BallmerKnowsBest Member since:
2008-06-02

You really want to go there, because the list will be at least 2 pages long.


And it will consist almost entirely of things that would be invalidated by a mountain of prior art, if Apple were dumb enough to try patenting them.

Innovation doesn't always mean first to get there sometimes its first to make it good. Steam Boat Willy wasn't the first to implement sound, just the first to make good use of the technique.


In other words they're not innovations, they're just variations on other people's innovations and Apple deserves no credit for the innovations themselves (the mouse, the GUI, the portable MP3 player, etc etc etc). If software patents had existed in Douglas Engelbart's day, then he could probably sue for every single penny of income that Apple has ever made.

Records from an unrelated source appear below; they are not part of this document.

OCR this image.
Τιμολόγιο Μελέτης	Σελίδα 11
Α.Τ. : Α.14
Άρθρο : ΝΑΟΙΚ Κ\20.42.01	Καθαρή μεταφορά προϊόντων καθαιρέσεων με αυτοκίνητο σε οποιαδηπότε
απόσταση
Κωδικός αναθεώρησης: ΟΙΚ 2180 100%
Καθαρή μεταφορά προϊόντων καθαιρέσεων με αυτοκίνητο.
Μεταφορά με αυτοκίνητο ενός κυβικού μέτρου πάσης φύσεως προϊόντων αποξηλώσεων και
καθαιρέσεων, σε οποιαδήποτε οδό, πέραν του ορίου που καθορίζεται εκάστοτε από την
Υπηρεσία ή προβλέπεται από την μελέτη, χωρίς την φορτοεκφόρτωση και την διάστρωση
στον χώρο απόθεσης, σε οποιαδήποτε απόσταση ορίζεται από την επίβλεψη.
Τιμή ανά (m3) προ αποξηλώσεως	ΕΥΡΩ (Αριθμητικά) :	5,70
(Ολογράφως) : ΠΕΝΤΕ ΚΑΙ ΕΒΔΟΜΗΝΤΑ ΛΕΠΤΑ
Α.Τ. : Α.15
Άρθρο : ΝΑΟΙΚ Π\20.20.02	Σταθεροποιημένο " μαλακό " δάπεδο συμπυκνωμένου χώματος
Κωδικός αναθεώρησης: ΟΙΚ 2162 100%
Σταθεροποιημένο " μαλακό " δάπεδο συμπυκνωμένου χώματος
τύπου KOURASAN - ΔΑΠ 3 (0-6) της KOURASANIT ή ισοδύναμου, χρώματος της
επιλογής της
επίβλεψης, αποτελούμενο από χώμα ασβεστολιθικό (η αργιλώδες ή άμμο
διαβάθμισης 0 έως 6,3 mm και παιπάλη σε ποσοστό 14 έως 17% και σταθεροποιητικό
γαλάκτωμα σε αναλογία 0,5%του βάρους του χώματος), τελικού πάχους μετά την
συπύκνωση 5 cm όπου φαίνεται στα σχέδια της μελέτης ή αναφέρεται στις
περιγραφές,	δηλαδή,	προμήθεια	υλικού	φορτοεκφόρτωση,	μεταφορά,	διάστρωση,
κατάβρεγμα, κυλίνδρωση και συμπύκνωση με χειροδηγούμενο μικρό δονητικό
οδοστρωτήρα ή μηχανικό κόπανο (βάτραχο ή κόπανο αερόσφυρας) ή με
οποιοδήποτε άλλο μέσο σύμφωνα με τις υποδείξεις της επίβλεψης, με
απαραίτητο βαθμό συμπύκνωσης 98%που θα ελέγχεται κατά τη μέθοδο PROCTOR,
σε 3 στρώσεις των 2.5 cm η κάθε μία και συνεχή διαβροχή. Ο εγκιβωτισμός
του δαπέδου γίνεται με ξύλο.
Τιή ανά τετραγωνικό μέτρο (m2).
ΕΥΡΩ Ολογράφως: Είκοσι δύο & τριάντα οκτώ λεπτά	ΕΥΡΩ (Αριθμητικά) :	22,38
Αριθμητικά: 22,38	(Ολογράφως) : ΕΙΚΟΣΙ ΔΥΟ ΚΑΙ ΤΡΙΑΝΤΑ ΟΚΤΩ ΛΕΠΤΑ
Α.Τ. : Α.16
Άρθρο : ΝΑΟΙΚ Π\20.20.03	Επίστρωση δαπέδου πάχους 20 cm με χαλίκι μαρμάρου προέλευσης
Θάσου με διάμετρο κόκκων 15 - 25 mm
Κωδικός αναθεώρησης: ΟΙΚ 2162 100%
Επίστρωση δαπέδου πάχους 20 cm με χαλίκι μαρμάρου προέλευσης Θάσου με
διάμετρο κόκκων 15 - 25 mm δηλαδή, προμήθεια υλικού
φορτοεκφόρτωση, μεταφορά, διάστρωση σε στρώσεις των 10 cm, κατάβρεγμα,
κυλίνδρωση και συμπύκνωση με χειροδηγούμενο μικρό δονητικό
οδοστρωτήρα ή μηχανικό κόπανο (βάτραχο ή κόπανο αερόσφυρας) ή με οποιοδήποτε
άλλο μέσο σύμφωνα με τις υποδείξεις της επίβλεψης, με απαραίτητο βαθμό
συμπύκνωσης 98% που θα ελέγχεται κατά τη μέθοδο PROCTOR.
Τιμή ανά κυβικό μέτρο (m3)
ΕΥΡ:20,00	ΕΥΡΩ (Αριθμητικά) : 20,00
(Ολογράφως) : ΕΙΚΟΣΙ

The most pathetic claim of an Apple innovation was probably when they claimed that the dual G4 PowerMacs were the first multi-processor desktops in existence - despite the fact that SMP had been available even in the PC world for at least a decade. Not to mention the presence of SMP on nearly every other major CPU architecture, and even from Mac cloners like Power Computing.

But the best part was the circular, self-contradictory reasoning that made up the stock response from Apple apologists: they claimed that earlier x86 SMP machines weren't actually PCs, but workstations because they contained multiple processors... Sadly, this was before the word "facepalm" was coined.